One thing I've noticed in my sitch is that whenever WAW appears (to me) to be like her "old self," she seems to throw this switch to become a total B*tch-on-Wheels. Like she's overcompensating for some secret knowledge she has. It really manifested itself yesterday, in fact, when she said more-or-less the same thing Mrs. Thinker said in response to a comment of mine that was more-or-less the same thing Mr. Thinker said.
She had emailed idly about the kids (who are with her this weekend) and how much fun they were having in the pool: "I just watch them. I don't what it is. I just watch. I'm tired all the time. I'm not interested in anything....." and more to that effect.

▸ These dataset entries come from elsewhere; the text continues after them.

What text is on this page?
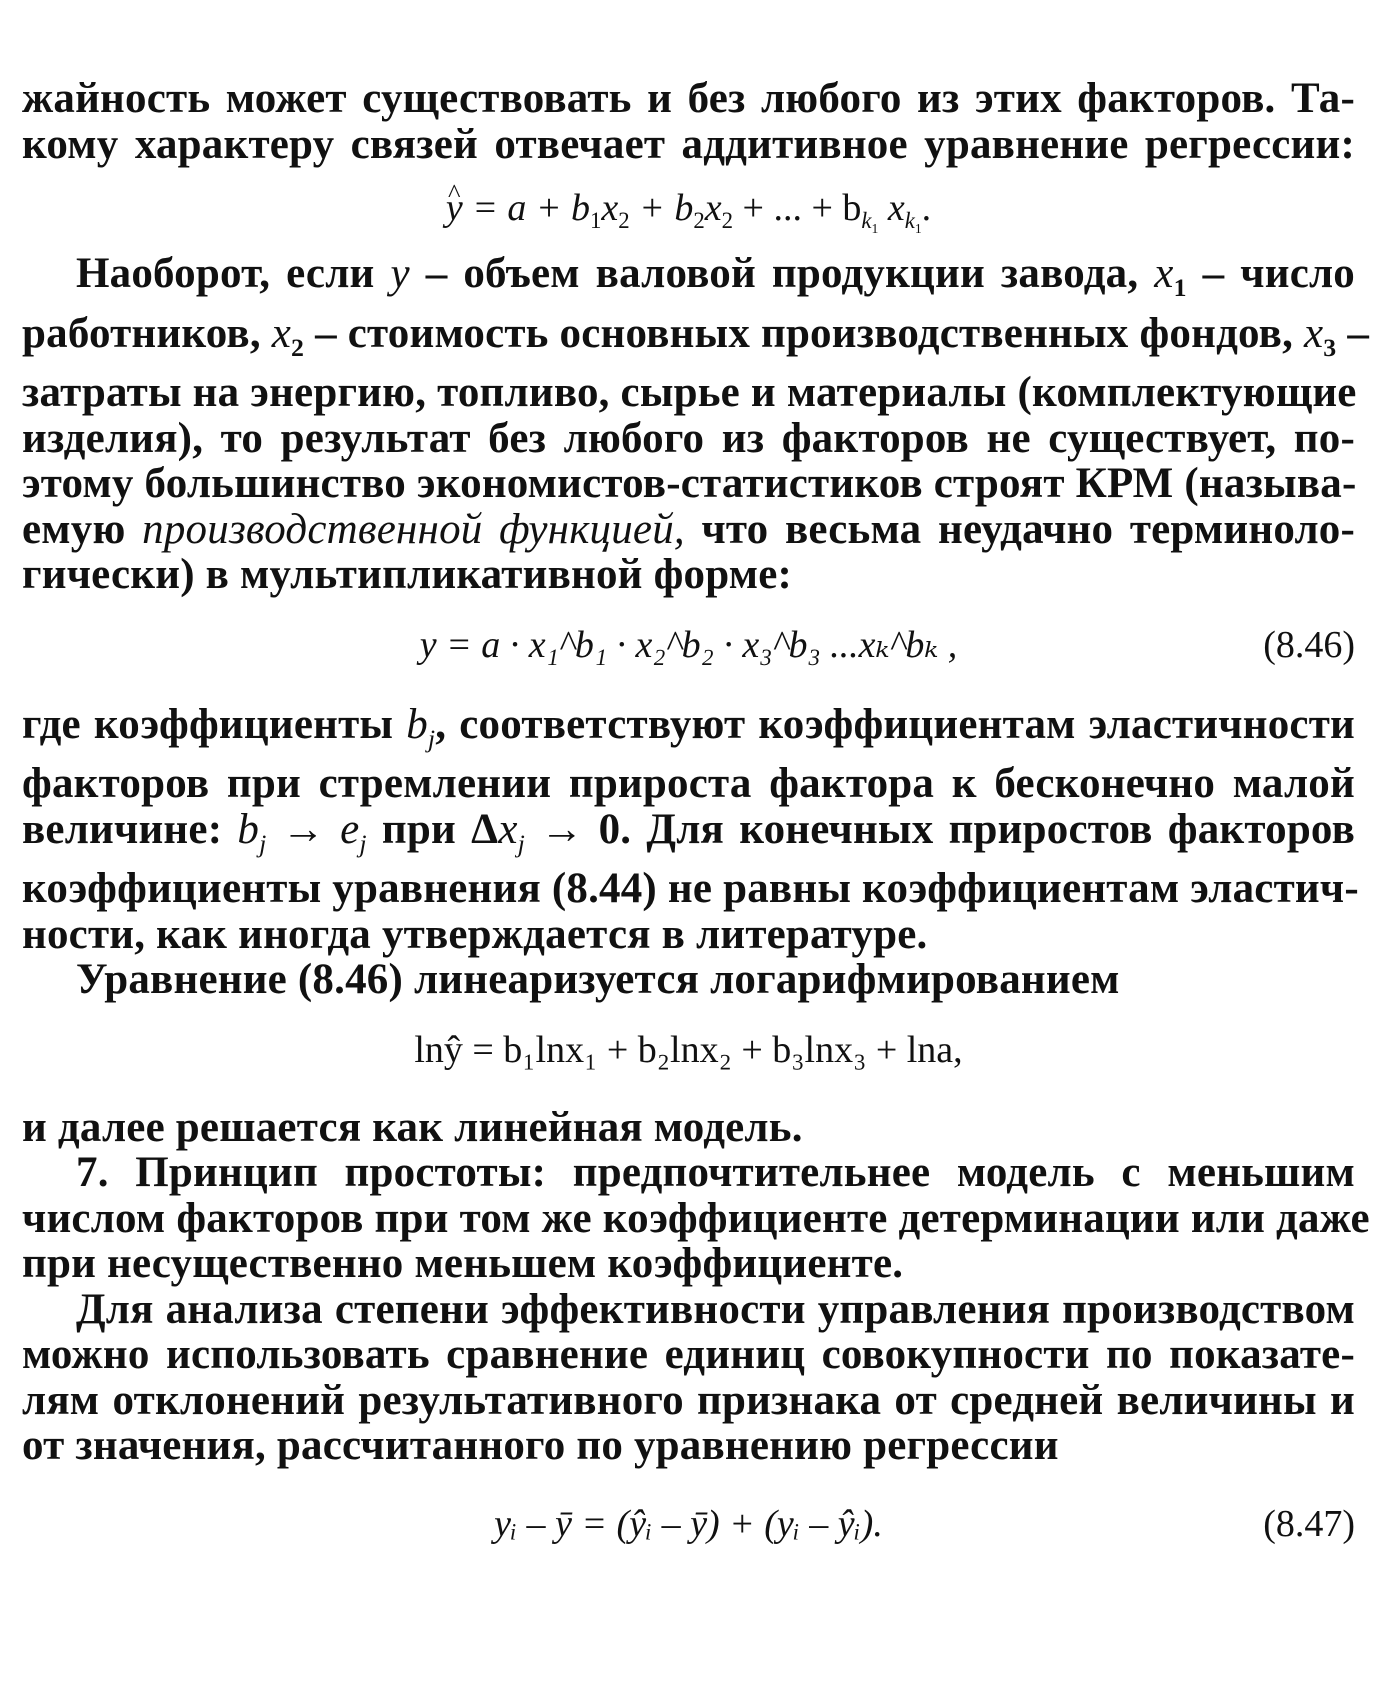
жайность может существовать и без любого из этих факторов. Та-
кому характеру связей отвечает аддитивное уравнение регрессии:
^ $y = a + b_1x_2 + b_2x_2$ + ... + $b_{k_1}$ $x_{k_1}$.
Наоборот, если y – объем валовой продукции завода, $x_1$ – число
работников, $x_2$ – стоимость основных производственных фондов, $x_3$ –
затраты на энергию, топливо, сырье и материалы (комплектующие
изделия), то результат без любого из факторов не существует, по-
этому большинство экономистов-статистиков строят КРМ (называ-
емую производственной функцией, что весьма неудачно терминоло-
гически) в мультипликативной форме:
y = a · x₁^b₁ · x₂^b₂ · x₃^b₃ ...xₖ^bₖ ,	(8.46)
где коэффициенты $b_j$, соответствуют коэффициентам эластичности
факторов при стремлении прироста фактора к бесконечно малой
величине: $b_j \to e_j$ при $\Delta x_j \to 0$. Для конечных приростов факторов
коэффициенты уравнения (8.44) не равны коэффициентам эластич-
ности, как иногда утверждается в литературе.
Уравнение (8.46) линеаризуется логарифмированием
lnŷ = b₁lnx₁ + b₂lnx₂ + b₃lnx₃ + lna,
и далее решается как линейная модель.
7. Принцип простоты: предпочтительнее модель с меньшим
числом факторов при том же коэффициенте детерминации или даже
при несущественно меньшем коэффициенте.
Для анализа степени эффективности управления производством
можно использовать сравнение единиц совокупности по показате-
лям отклонений результативного признака от средней величины и
от значения, рассчитанного по уравнению регрессии
yᵢ – ȳ = (ŷᵢ – ȳ) + (yᵢ – ŷᵢ).	(8.47)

Well you don't have to be Dr. Phil, right? I mean, pretty classic signs of situational depression. So I said what you seem to have said. Response: Blah blah blah, psychobabble you've been reading, blah blah blah, and anyway this isn't something you can cure with a pill.
So I asked her, "Well what would cure it?"
An end to all this craziness.
And then I dropped A bomb -- "And what would be different about you the day after all this craziness ended? Not about us. Not about the situation. What would change in you?"
The silence since has been deafening.
No, I think @Sara's definitely on to something, and that you've been picking it up as well. I wonder if somehow that's not always the case? I mean, I wonder if The Fog is some kind of mental condition, temporary insanity, something? Someone -- maybe @Sara, in fact -- mentioned up-thread a bit that the death of a parent seems to play a role in a lot of these D-sitchs. Did in mine. Plus so many of us are in the mid-30 to 50 range, where one is conventionally assumed to be getting all comfortable and content and whatnot. Hmmmmm. Makes me think -- and that's always a dangerous thing.